The title of this thread might just as well have been "If lifestyle changes worked, you wouldn't have to start a new one every month" or "If healthy eating worked, you'd never have to keep trying again at it".

Like many people, I've fallen off the "I'm just going to permanently eat more veg and less crap" or the "I'm going to permanently slightly reduce my portion size" bandwagon just as hard as I fell off the fad diet ones.

dotdashdashdash · 25/07/2020 14:14

The actual root problem is the dire eating habits a lot of people have, and which they think are normal.

What tosh! I know that my ability (and propensity) to eat 12 Krispy Kreme doughnuts in a sitting without them hitting the sides is not normal! I don't think skinny Claire from the office goes home to massive bars of galaxy every night and some how is magically thinner than me. You seem to think fat people are stupid! We aren't.

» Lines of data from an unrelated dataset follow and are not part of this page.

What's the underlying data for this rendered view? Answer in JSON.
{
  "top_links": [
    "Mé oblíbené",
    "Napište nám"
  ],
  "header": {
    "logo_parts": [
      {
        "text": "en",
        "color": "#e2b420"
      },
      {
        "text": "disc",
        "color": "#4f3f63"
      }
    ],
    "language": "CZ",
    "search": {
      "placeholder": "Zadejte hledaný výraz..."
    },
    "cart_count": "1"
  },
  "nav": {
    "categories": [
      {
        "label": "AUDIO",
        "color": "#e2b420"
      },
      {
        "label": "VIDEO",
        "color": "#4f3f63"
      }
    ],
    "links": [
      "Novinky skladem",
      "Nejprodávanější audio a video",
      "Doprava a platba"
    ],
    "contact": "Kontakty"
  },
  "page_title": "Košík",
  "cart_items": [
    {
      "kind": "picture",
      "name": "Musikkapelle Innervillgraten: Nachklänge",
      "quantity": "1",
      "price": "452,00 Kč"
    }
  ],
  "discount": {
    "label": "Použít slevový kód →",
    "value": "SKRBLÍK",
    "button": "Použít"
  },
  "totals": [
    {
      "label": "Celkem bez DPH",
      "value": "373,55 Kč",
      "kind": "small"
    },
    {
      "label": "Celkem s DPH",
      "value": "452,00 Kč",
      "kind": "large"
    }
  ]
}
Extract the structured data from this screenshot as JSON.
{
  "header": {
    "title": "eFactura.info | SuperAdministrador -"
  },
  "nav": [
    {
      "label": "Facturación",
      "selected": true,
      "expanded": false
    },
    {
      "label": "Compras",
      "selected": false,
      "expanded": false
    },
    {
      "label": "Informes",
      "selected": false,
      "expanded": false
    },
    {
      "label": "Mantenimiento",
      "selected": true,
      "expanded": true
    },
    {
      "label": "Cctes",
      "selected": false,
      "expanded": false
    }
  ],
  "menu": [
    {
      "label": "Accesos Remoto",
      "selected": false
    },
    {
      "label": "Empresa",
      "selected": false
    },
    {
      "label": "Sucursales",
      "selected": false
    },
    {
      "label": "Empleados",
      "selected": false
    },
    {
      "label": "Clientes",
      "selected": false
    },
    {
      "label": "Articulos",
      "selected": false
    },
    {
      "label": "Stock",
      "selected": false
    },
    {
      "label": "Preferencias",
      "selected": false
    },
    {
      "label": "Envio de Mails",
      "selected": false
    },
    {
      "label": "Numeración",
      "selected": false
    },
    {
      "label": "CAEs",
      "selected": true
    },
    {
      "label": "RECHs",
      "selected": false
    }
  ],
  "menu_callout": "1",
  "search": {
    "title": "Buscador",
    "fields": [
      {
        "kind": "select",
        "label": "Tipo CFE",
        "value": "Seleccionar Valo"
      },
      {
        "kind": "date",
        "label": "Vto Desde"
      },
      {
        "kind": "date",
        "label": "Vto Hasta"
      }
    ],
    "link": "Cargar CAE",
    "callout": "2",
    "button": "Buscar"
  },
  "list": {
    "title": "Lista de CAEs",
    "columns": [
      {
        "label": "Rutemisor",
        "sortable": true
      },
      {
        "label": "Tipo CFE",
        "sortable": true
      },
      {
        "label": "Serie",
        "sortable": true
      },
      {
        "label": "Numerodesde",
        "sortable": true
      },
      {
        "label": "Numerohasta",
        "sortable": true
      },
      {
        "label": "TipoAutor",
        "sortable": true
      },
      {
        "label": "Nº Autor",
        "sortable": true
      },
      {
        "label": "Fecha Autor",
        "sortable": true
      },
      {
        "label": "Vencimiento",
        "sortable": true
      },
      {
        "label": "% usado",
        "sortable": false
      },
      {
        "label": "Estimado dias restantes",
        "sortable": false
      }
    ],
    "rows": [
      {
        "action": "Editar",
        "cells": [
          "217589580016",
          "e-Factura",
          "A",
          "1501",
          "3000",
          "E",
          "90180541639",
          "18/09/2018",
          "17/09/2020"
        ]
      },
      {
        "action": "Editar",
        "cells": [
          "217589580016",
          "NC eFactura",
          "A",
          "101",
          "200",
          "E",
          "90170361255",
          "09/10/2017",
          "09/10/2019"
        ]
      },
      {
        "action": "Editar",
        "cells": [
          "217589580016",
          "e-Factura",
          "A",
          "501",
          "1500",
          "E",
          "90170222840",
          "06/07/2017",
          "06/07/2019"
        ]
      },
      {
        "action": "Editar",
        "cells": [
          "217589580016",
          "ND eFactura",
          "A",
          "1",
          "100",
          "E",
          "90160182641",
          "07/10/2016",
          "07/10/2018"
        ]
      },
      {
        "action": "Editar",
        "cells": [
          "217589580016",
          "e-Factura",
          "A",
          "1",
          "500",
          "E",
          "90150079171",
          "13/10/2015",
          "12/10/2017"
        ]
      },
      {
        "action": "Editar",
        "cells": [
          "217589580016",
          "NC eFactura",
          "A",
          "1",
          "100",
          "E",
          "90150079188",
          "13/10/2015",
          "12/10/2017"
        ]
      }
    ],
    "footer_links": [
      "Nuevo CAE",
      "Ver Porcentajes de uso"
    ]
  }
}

Gwenhwyfar · 25/07/2020 15:45

"You seem to think fat people are stupid! We aren't."

Sorry, but I have known large people who didn't realise their portions were large or who think that everyone eats like they do.

BrandyandBabycham · 25/07/2020 15:55

Eat less, exercise more. That’s pretty much it! And as lots of pp have said, it has to be a permanent lifestyle change. I know that my weight gain is due to boozing ( and eating more junk as my appetite is stimulated by the alcohol). Just need to fix it!

SchrodingersImmigrant · 25/07/2020 17:56

I can't even remember how my portions got to the size the did, come to think of it. I think it starts with "ooh, there is a bit extra, let's add it" and then snowballs as the bigger you get, the more you require 🤔 I might be an idiot because at certain point I did not think there is anything wrong with my portions. As I said before. I eat healthy, balanced diet... Just for more people than 1. I think that's why I don't have issues like high pressure etc. Really just the actual weight so mobility and unfitness, joint and back pain. Oh and fatty liver. People often forget about fatty liver.